The choice of Arabism did not mean ease relations with Arab neighbors. At the time of independence, Morocco, then followed by the Arab League refused to recognize the new state. The two countries are close in November 1975 with the signing of Madrid, on the sharing of Western Sahara between Morocco (two thirds) and Mauritania (third), thus annexing the region of Dakhla (renamed Tiris el- Gharbia) and agrees with Morocco, in a war against the Polisario, backed by Algeria. Coupled with the rise of the protest, among both black Mauritanians only a fraction ultranationalist Arabic, this costly war in two years will be fatal to Ould Daddah. Some will

the mixed record of fifty years of independence of the country on account of lack of political will of most of its leaders, more concerned with ideology than with the development and modernization of the country, and instability born of repeated coups.

Since the overthrow of Ould Daddah in July 1978, Mauritania has indeed experienced seven Heads of State - All Moors - including six soldiers. Militarization of power that democratization began in 1991 has not stopped. Moreover, a few years later, Ould Taya is not encumbered of human rights, exacerbating the racial issue in passing by several officers shot Fulani accused of wanting to overthrow him.
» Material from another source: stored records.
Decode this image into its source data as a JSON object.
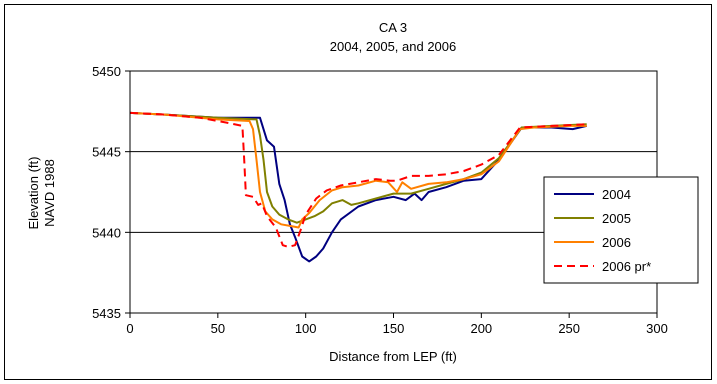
{
  "chart_data": {
    "type": "line",
    "title": "CA 3",
    "subtitle": "2004, 2005, and 2006",
    "xlabel": "Distance from LEP (ft)",
    "ylabel": "Elevation (ft)",
    "ylabel2": "NAVD 1988",
    "xlim": [
      0,
      300
    ],
    "ylim": [
      5435,
      5450
    ],
    "xticks": [
      0,
      50,
      100,
      150,
      200,
      250,
      300
    ],
    "yticks": [
      5435,
      5440,
      5445,
      5450
    ],
    "grid": "horizontal",
    "legend_position": "right",
    "series": [
      {
        "name": "2004",
        "color": "#000080",
        "dash": "",
        "points": [
          [
            0,
            5447.4
          ],
          [
            20,
            5447.3
          ],
          [
            50,
            5447.1
          ],
          [
            72,
            5447.1
          ],
          [
            74,
            5447.1
          ],
          [
            78,
            5445.7
          ],
          [
            82,
            5445.3
          ],
          [
            85,
            5443.0
          ],
          [
            88,
            5442.0
          ],
          [
            91,
            5440.5
          ],
          [
            94,
            5439.7
          ],
          [
            98,
            5438.5
          ],
          [
            102,
            5438.2
          ],
          [
            106,
            5438.5
          ],
          [
            110,
            5439.0
          ],
          [
            115,
            5440.0
          ],
          [
            120,
            5440.8
          ],
          [
            130,
            5441.6
          ],
          [
            140,
            5442.0
          ],
          [
            150,
            5442.2
          ],
          [
            157,
            5442.0
          ],
          [
            162,
            5442.4
          ],
          [
            166,
            5442.0
          ],
          [
            170,
            5442.5
          ],
          [
            180,
            5442.8
          ],
          [
            190,
            5443.2
          ],
          [
            200,
            5443.3
          ],
          [
            210,
            5444.5
          ],
          [
            223,
            5446.5
          ],
          [
            240,
            5446.5
          ],
          [
            252,
            5446.4
          ],
          [
            260,
            5446.6
          ]
        ]
      },
      {
        "name": "2005",
        "color": "#808000",
        "dash": "",
        "points": [
          [
            0,
            5447.4
          ],
          [
            20,
            5447.3
          ],
          [
            50,
            5447.1
          ],
          [
            72,
            5447.0
          ],
          [
            74,
            5446.0
          ],
          [
            76,
            5444.5
          ],
          [
            78,
            5442.5
          ],
          [
            81,
            5441.6
          ],
          [
            85,
            5441.1
          ],
          [
            90,
            5440.8
          ],
          [
            95,
            5440.6
          ],
          [
            100,
            5440.8
          ],
          [
            105,
            5441.0
          ],
          [
            110,
            5441.3
          ],
          [
            115,
            5441.8
          ],
          [
            121,
            5442.0
          ],
          [
            126,
            5441.7
          ],
          [
            130,
            5441.8
          ],
          [
            140,
            5442.1
          ],
          [
            150,
            5442.4
          ],
          [
            160,
            5442.4
          ],
          [
            170,
            5442.7
          ],
          [
            180,
            5443.0
          ],
          [
            190,
            5443.3
          ],
          [
            200,
            5443.7
          ],
          [
            210,
            5444.6
          ],
          [
            223,
            5446.5
          ],
          [
            240,
            5446.6
          ],
          [
            260,
            5446.7
          ]
        ]
      },
      {
        "name": "2006",
        "color": "#ff8000",
        "dash": "",
        "points": [
          [
            0,
            5447.4
          ],
          [
            20,
            5447.3
          ],
          [
            50,
            5447.0
          ],
          [
            68,
            5446.9
          ],
          [
            70,
            5446.4
          ],
          [
            72,
            5444.5
          ],
          [
            74,
            5442.5
          ],
          [
            77,
            5441.3
          ],
          [
            81,
            5440.8
          ],
          [
            86,
            5440.5
          ],
          [
            91,
            5440.4
          ],
          [
            96,
            5440.3
          ],
          [
            98,
            5440.8
          ],
          [
            102,
            5441.2
          ],
          [
            108,
            5442.0
          ],
          [
            115,
            5442.6
          ],
          [
            121,
            5442.8
          ],
          [
            130,
            5442.9
          ],
          [
            140,
            5443.2
          ],
          [
            147,
            5443.1
          ],
          [
            152,
            5442.5
          ],
          [
            155,
            5443.1
          ],
          [
            160,
            5442.7
          ],
          [
            170,
            5443.0
          ],
          [
            180,
            5443.1
          ],
          [
            190,
            5443.3
          ],
          [
            200,
            5443.6
          ],
          [
            210,
            5444.4
          ],
          [
            222,
            5446.4
          ],
          [
            230,
            5446.5
          ],
          [
            250,
            5446.6
          ],
          [
            260,
            5446.6
          ]
        ]
      },
      {
        "name": "2006 pr*",
        "color": "#ff0000",
        "dash": "8,5",
        "points": [
          [
            0,
            5447.4
          ],
          [
            20,
            5447.3
          ],
          [
            40,
            5447.1
          ],
          [
            55,
            5446.8
          ],
          [
            64,
            5446.6
          ],
          [
            65,
            5444.5
          ],
          [
            66,
            5442.3
          ],
          [
            70,
            5442.2
          ],
          [
            73,
            5441.7
          ],
          [
            75,
            5441.8
          ],
          [
            78,
            5441.0
          ],
          [
            83,
            5440.3
          ],
          [
            87,
            5439.2
          ],
          [
            90,
            5439.1
          ],
          [
            94,
            5439.2
          ],
          [
            97,
            5440.1
          ],
          [
            100,
            5441.1
          ],
          [
            106,
            5442.1
          ],
          [
            112,
            5442.6
          ],
          [
            120,
            5442.9
          ],
          [
            130,
            5443.1
          ],
          [
            140,
            5443.3
          ],
          [
            148,
            5443.2
          ],
          [
            152,
            5443.2
          ],
          [
            160,
            5443.5
          ],
          [
            170,
            5443.5
          ],
          [
            180,
            5443.6
          ],
          [
            190,
            5443.8
          ],
          [
            200,
            5444.2
          ],
          [
            210,
            5444.8
          ],
          [
            222,
            5446.5
          ],
          [
            240,
            5446.6
          ],
          [
            260,
            5446.7
          ]
        ]
      }
    ]
  }
}
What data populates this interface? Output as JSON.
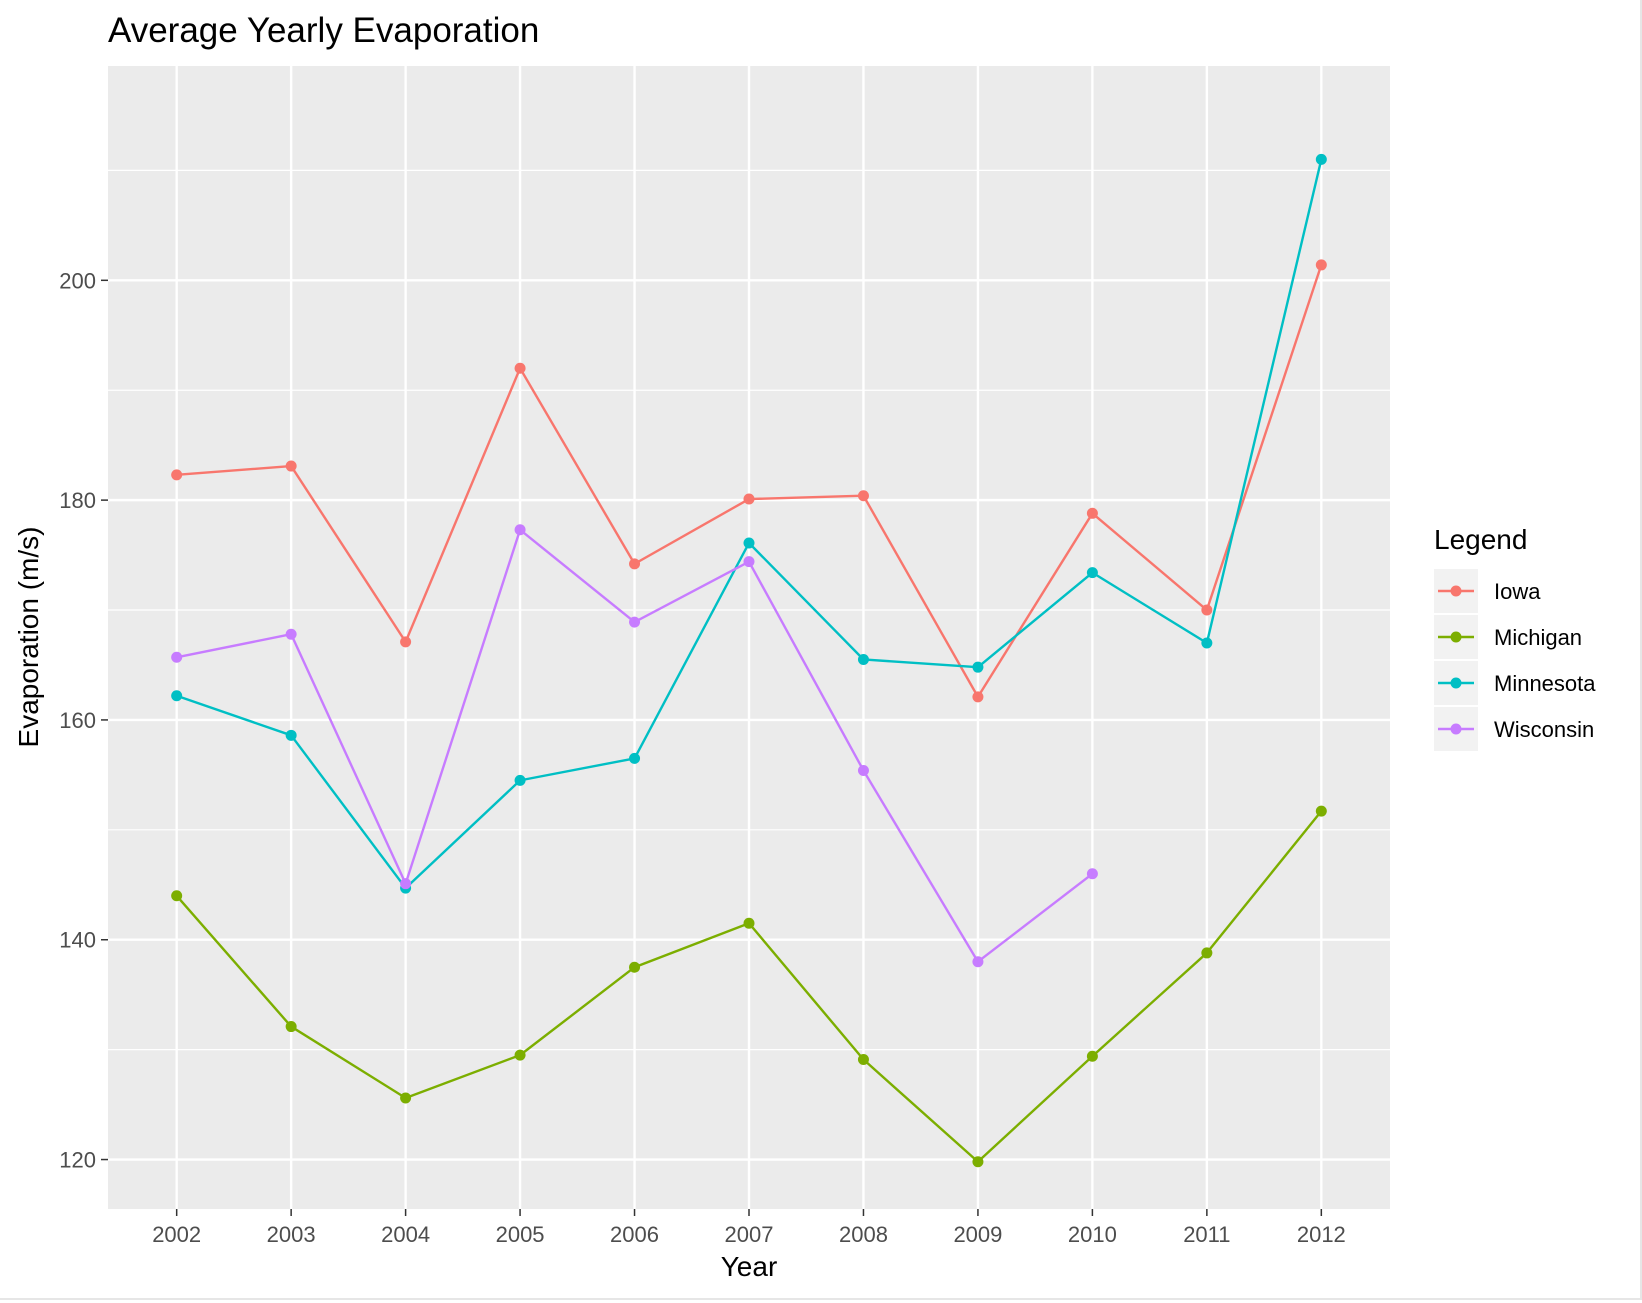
{
  "chart_data": {
    "type": "line",
    "title": "Average Yearly Evaporation",
    "xlabel": "Year",
    "ylabel": "Evaporation (m/s)",
    "x": [
      2002,
      2003,
      2004,
      2005,
      2006,
      2007,
      2008,
      2009,
      2010,
      2011,
      2012
    ],
    "xlim": [
      2001.4,
      2012.6
    ],
    "ylim": [
      115.5,
      219.5
    ],
    "yticks": [
      120,
      140,
      160,
      180,
      200
    ],
    "grid": true,
    "legend": {
      "title": "Legend",
      "position": "right"
    },
    "series": [
      {
        "name": "Iowa",
        "color": "#F8766D",
        "values": [
          182.3,
          183.1,
          167.1,
          192.0,
          174.2,
          180.1,
          180.4,
          162.1,
          178.8,
          170.0,
          201.4
        ]
      },
      {
        "name": "Michigan",
        "color": "#7CAE00",
        "values": [
          144.0,
          132.1,
          125.6,
          129.5,
          137.5,
          141.5,
          129.1,
          119.8,
          129.4,
          138.8,
          151.7
        ]
      },
      {
        "name": "Minnesota",
        "color": "#00BFC4",
        "values": [
          162.2,
          158.6,
          144.7,
          154.5,
          156.5,
          176.1,
          165.5,
          164.8,
          173.4,
          167.0,
          211.0
        ]
      },
      {
        "name": "Wisconsin",
        "color": "#C77CFF",
        "values": [
          165.7,
          167.8,
          145.1,
          177.3,
          168.9,
          174.4,
          155.4,
          138.0,
          146.0,
          null,
          null
        ]
      }
    ]
  }
}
is "to end the totalitarian regime of President Taya," they will say then, that the military eventually overthrow him in August 2005, under the guidance of one who was responsible for its national security for ten- eight years, Colonel Ely Ould Mohamed Vall. The latter, faithful to his promise, does not appear on the March 2007 presidential, which was won by a civilian: Sidi Ould Cheikh Abdallahi. But August 6, 2008, a new coup brought to power General Mohamed Ould Abdelaziz. He is elected president a year later, in the first round of voting, with over 52% of the votes cast.

addition to socio-economic challenges, Aziz inherited the long record of radical Islamism, whose first actions dating back to 2003 with the attempted murder of Ould Taya by the "Knights of Change". Since 2005, the country is hit by a wave of attacks by jihadis: murder of four French tourists in Aleg (South East) in December 2007 attack on Israeli embassy in February 2008, suicide attack against the Embassy of France in August 2009 ... events that have not fail to surprise the "land of Chinguetti, once known for his wise scholars and tolerant Islam.

The threat of radical Islam

Various factors have contributed to the rise of Islamism. Modernist ideologies (Nasserism, Baathism) that developed in the country in the 1970s prompted a defensive reaction within conservative circles. The policies pursued by successive regimes in the direction of a fold of Islam (introduction of sharia in 1978 by Ould Daddah and Ould Haidallah in 1980) or an opening to the West (reconciliation with the United U.S. and diplomatic relations with Israel under Ould Taya) also contributed to the emergence of these radical movements.

If the raid by the army in July 2010 against a camp of Al Qaeda in Islamic Maghreb (AQIM) has not helped save French hostage Michel Germaneau a point, however, was marked by the State Mauritania: nine AQIM fighters were killed.

Still, the radical currents are becoming increasingly popular among the lower classes, especially among Haratins, impoverished by economic hardship. In this, the two priority projects of the mandate of Ould Abdelaziz, countering radical Islam and the country on the path of growth are intimately linked.